Neem je nu nog medicatie? Ik neem enkel nog iets om te slapen. Anders kan ik gewoonweg de slaap niet vatten. Ook besef ik nu dat ik een neuroticus ben. Door die depressie ben ik gaan nadenken hoe het vroeger was. Mijn geest blijft steeds doormalen. Ik beleef een eeuwige onrust, ben nooit echt op mijn gemak, kan nooit voor de volle 100% ontspannen zijn. Daarom neem ik slaappillen, zodanig dat mijn lichaam kan volgen. Ik kan dankzij enkele banale geneugtes van het leven, volkse uitingen van amusement, mijn geest laten meegolven door bijvoorbeeld te kijken naar een voetbalmatch op televisie. Bij ons thuis ben ik opgegroeid met de koers te volgen en naar het voetbal te kijken. Van andere cultuurvormen, zoals naar het theater gaan, was absoluut geen sprake.

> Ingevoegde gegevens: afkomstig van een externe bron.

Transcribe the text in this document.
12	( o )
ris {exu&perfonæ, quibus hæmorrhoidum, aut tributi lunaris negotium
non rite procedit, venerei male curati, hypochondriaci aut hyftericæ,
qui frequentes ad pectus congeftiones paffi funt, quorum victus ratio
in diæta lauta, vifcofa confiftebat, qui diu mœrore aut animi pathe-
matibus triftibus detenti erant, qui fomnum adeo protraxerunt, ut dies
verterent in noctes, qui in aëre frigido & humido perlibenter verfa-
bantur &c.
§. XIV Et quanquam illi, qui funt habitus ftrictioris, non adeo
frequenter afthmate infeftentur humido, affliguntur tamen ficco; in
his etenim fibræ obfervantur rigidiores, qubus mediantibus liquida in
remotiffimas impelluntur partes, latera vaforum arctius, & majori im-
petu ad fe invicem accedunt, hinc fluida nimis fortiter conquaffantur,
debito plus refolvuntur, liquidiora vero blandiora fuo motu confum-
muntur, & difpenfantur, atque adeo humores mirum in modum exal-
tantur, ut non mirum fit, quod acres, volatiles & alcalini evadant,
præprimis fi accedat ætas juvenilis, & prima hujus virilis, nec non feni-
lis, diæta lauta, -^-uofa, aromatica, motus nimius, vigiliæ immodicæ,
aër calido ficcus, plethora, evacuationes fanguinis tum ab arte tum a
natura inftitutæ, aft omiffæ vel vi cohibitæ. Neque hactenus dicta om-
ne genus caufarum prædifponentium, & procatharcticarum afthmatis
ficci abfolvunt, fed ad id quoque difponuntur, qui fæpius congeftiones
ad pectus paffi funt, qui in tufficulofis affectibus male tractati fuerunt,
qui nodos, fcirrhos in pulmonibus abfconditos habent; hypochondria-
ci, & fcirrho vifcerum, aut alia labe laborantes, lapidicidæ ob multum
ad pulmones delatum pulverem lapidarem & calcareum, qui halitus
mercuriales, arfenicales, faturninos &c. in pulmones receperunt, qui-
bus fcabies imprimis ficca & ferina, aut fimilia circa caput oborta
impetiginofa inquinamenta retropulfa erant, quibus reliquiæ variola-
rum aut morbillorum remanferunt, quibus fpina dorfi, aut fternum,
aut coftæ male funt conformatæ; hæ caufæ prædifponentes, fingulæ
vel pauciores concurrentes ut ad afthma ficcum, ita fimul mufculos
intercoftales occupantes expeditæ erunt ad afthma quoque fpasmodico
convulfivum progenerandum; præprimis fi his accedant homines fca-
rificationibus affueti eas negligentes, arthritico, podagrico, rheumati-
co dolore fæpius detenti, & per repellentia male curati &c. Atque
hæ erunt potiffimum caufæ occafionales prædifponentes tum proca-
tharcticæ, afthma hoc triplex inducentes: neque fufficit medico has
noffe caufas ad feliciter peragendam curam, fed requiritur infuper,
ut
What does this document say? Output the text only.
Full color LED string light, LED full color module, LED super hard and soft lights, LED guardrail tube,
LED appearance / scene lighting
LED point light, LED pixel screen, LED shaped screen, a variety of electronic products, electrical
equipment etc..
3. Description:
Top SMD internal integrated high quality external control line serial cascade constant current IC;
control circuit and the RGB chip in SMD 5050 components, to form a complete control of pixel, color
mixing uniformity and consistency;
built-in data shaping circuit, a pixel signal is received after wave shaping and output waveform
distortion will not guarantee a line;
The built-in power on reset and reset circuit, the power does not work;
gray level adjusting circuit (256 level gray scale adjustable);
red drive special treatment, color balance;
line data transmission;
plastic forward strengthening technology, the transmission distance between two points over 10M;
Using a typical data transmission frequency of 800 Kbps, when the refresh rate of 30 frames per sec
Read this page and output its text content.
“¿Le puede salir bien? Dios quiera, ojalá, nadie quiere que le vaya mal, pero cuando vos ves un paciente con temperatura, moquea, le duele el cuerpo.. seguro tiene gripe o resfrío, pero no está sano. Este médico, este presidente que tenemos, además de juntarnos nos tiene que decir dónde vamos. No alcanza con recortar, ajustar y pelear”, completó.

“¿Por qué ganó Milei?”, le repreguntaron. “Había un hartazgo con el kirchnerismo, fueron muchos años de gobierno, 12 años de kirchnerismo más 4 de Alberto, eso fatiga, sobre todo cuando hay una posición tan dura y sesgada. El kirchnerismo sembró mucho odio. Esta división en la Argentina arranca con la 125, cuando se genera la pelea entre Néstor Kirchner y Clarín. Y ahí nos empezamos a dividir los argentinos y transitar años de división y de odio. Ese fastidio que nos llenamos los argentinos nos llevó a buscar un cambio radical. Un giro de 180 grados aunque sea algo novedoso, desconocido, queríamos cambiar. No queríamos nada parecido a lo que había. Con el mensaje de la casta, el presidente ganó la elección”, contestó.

Iedereen praat over die uitzending in de Rob Vanoudenhoven-reeks met Pantani. Hoe bekijk jij de macht van televisie? Dubieus en dubbelzinnig tegelijkertijd. Langs de ene kant ben ik Rob Vanoudenhoven erg dankbaar. Als je als artiest nooit met je kop op televisie komt, dan dreig je snel in de vergetelheid te raken. Ik ben nu wel niet iemand die leeft bij de gratie van de media. Maar één keer per jaar op televisie komen en dan in zo’n programma, waar meer dan een miljoen mensen naar kijken een uur lang, dat is gewoon goed voor een paar jaar herkenning in de straat. Er zijn in het huidige tvlandschap geen programma’s meer waar je jezelf als mens en als artiest kunt profileren. Zo’n programma als ‘Nachtwacht’ op Canvas, is iets waar vijftig minuten lang rustig doorgebabbeld kan worden. Jammer genoeg is dit eerder uitzondering dan regel. In het begin zag ik het programma met Rob helemaal niet zitten. Ik had schrik dat het weer iets ludieks ging worden, waarin ik in een rol werd gewrongen, die niet de mijne is. Eigenlijk is het heel goed meegevallen. Ik heb er een schone fiets en een fijne ervaring aan overgehouden. Dat kunnen ze me niet meer afpakken. Ik word, twee jaar na de uitzending, er nog altijd over aangesproken. De man in de straat komt me vragen of ik mijn fiets nog heb, “hoe is ‘t met uwe fiets?”, en niet “hoe is‘t met uw muziek?” Voor de grote massa ben ik de koersfreak, die Pantani ontmoet heeft en die in zijn vrije tijd ook nog fietst. Dat is wel jammer, maar het is zo en niet anders. Anderzijds ben ik als zanger niet volledig in de marginaliteit gesukkeld. Ik merk bij elk optreden dat ik een hondstrouwe aanhang heb. Ook al is er een paar jaar tussen geweest, ze zijn allemaal weer op post. Op zo’n ontroerende trouw kan ik terugvallen, iets wat in deze tijd van steeds maar nieuwe kicks niet meer zo vanzelfsprekend is. Vroeger, wanneer je een fan van The Stones was, dan bleef je fan, je kocht al hun platen, je schakelde niet over naar The Beatles. Ik was een echte, trouwe Stones-fan. The Beatles heb ik altijd te afgeborsteld gevonden, die vond zelfs ons moeder goed. Die trouw in goede en minder goede dagen, da’s frappant, dat stemt mij optimistisch. Mijn publiek veroudert niet echt. De mensen die me volgen van in het begin zijn gebleven, maar er komen ook jongere mensen opdagen en dat is hoopvol.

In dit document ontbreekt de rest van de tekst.